Have you ever wondered what it would be like if your dog could talk? Or, if you knew what they were saying or wanted? Researchers from the University of Michigan could have the answers thanks to artificial intelligence.

Understanding Animal Communication

Researchers from the University of Michigan are exploring the possibilities of AI. They are developing tools that identify playfulness or aggression in a dog’s bark. The same AI model extracts information from animal vocalizations, such as the animal’s age, breed, and sex. According to the study, AI models originally for human speech are a starting point for training new systems targeting animal communication.

Rada Mihalcea is a professor at U-M and the director of the University’s AI Laboratory. “By using speech processing models initially trained on human speech, our research opens a new window into how we can leverage what we built so far in speech processing to start understanding the nuances of dog barks,” she said. “There is so much we don’t yet know about the animals that share this world with us. Advances in AI can be used to revolutionize our understanding of animal communication, and our findings suggest that we may not have to start from scratch.”

University of Michigan researchers developed an AI tool that differentiates a playful and aggressive dog bark; Photo: Marcin Szczepanski/Michigan Engineering

There is a lack of publicly available data, which is a major obstacle to developing AI models that analyze animal vocalizations. There are multiple resources for recording human speech; however, collecting the same data from animals is difficult.

“Animal vocalizations are logistically much harder to solicit and record,” said Artem Abzaliev, lead author and U-M doctoral student in computer science and engineering. “They must be passively recorded in the wild or, in the case of domestic pets, with the permission of owners.”

Dog Vocalizations

Because of the lack of usable data, developing techniques for analyzing dog vocalizations is difficult. The ones that exist are limited because they lack training materials. However, the researchers overcame the challenges by repurposing existing models that analyze human speech. This approach enabled the researchers to tap into the backbone of voice-enabled technology, including voice-to-text and language translation. The voice-enabled models pick out nuances in human speech. For example, the models analyze the tone, pitch, and accent. The information is changed into a format for computers to identify what words are said, recognize the individual speaking, and much more.

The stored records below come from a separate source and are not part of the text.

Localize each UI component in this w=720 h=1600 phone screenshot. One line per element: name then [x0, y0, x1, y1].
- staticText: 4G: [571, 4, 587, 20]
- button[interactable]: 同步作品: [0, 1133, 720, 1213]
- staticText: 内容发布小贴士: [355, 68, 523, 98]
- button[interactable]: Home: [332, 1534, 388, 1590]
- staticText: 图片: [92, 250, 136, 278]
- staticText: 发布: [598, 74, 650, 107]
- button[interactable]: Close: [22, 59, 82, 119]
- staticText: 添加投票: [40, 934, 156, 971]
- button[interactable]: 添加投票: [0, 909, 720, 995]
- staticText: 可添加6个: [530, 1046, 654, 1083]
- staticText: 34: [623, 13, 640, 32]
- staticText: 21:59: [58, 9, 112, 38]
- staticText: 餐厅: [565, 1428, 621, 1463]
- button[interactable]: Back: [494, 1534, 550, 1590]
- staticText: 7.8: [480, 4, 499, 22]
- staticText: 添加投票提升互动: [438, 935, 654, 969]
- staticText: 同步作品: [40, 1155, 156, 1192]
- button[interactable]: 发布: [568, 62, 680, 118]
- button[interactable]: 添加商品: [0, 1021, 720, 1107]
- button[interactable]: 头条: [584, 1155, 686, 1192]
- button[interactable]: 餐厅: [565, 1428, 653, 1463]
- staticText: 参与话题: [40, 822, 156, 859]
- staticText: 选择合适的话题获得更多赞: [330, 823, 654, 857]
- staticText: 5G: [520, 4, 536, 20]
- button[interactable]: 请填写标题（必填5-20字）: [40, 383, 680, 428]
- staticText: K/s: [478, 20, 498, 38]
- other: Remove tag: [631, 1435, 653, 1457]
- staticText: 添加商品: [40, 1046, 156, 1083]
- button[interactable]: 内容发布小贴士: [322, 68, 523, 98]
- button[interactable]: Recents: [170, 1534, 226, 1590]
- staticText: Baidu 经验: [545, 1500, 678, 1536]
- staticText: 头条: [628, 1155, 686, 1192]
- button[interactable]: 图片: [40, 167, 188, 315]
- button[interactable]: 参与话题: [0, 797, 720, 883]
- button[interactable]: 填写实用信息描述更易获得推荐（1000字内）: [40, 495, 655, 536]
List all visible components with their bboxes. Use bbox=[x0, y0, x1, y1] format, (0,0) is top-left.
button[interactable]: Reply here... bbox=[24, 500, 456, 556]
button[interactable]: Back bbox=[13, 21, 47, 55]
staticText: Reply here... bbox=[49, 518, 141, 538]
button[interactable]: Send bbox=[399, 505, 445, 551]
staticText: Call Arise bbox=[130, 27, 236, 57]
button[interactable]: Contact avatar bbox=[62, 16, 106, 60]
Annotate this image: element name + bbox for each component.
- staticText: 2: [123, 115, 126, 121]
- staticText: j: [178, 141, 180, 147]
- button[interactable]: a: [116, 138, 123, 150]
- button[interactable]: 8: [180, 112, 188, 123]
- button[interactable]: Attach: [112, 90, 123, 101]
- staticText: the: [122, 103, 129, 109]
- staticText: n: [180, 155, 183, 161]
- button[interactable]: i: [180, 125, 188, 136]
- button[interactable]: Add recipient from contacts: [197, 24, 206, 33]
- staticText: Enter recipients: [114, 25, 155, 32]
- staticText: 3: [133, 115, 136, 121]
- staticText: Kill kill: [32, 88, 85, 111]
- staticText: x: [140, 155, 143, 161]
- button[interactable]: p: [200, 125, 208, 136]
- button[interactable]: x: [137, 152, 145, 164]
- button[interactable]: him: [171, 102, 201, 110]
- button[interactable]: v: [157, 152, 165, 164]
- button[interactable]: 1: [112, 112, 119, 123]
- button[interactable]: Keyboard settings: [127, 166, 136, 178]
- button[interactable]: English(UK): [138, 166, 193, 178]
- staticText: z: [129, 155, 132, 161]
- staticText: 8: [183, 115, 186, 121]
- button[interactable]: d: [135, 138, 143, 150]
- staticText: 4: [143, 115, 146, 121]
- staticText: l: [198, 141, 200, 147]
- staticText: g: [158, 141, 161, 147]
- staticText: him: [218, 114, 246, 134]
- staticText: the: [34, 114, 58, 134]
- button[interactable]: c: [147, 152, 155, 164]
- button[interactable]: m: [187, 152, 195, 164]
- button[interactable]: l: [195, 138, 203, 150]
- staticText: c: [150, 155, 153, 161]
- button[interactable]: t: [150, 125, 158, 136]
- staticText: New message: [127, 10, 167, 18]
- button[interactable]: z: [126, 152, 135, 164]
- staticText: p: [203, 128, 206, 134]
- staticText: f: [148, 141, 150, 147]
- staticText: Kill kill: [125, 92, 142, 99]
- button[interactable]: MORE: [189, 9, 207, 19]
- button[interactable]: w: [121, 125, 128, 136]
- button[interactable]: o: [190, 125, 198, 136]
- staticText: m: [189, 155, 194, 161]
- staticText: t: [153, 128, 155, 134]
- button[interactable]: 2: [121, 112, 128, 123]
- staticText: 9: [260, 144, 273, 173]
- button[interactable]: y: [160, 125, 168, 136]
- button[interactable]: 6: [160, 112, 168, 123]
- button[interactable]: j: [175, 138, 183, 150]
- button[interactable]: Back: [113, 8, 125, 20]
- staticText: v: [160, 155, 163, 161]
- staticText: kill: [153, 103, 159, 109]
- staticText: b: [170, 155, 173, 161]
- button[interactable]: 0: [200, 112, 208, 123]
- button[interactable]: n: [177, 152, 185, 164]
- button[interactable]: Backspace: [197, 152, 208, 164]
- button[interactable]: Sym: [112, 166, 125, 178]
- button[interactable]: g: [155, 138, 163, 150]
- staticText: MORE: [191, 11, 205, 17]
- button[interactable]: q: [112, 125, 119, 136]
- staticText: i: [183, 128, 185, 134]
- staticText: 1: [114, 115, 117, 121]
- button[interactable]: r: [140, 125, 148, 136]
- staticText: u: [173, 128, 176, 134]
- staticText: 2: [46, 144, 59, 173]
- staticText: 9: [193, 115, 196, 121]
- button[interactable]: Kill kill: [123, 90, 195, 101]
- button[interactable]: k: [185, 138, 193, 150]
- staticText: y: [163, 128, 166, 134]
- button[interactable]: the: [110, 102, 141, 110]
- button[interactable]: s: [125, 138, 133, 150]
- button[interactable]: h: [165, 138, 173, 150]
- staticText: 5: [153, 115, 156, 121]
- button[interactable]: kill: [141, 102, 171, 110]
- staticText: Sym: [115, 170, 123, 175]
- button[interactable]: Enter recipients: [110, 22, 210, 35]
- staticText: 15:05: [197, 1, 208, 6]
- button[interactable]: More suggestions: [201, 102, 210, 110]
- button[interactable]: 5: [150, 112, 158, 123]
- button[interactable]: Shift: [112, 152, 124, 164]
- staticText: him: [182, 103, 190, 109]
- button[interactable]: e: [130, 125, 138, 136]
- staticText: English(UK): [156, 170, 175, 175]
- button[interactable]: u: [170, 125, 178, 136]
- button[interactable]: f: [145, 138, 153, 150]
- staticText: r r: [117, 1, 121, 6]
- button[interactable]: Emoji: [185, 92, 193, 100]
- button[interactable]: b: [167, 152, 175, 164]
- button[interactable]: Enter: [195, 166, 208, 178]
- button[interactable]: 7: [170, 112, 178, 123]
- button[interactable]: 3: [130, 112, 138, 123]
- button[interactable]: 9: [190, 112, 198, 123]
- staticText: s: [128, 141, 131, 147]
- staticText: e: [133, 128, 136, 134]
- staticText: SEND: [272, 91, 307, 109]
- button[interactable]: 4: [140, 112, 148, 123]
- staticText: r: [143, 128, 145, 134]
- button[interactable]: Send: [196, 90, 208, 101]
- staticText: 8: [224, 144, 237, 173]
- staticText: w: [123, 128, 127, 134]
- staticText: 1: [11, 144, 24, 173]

“These models are able to learn and encode the incredibly complex patterns of human language and speech,” Abzaliev said. “We wanted to see if we could leverage this ability to discern and interpret dog barks.”

Analyzing a Dog’s Bark

Researchers recorded the barks of 74 dogs of various breeds, ages, and sexes to create a dataset. Abzaliev used the recordings to modify a machine-learning model, identifying patterns in a large dataset. The team chose a speech representation model called Wav2Vec2, which originally analyzed human speech data. Researchers used this model to generate and interpret representations of the acoustic data collected from the dogs. They found that Wav2Vec2 succeeded at four classification tasks. In addition, it outperformed other models trained specifically for dog bark data.

“This is the first time that techniques optimized for human speech have been built upon to help with the decoding of animal communication,” Mihalcea said. “Our results show that the sounds and patterns derived from human speech can serve as a foundation for analyzing and understanding the acoustic patterns of other sounds, such as animal vocalizations.”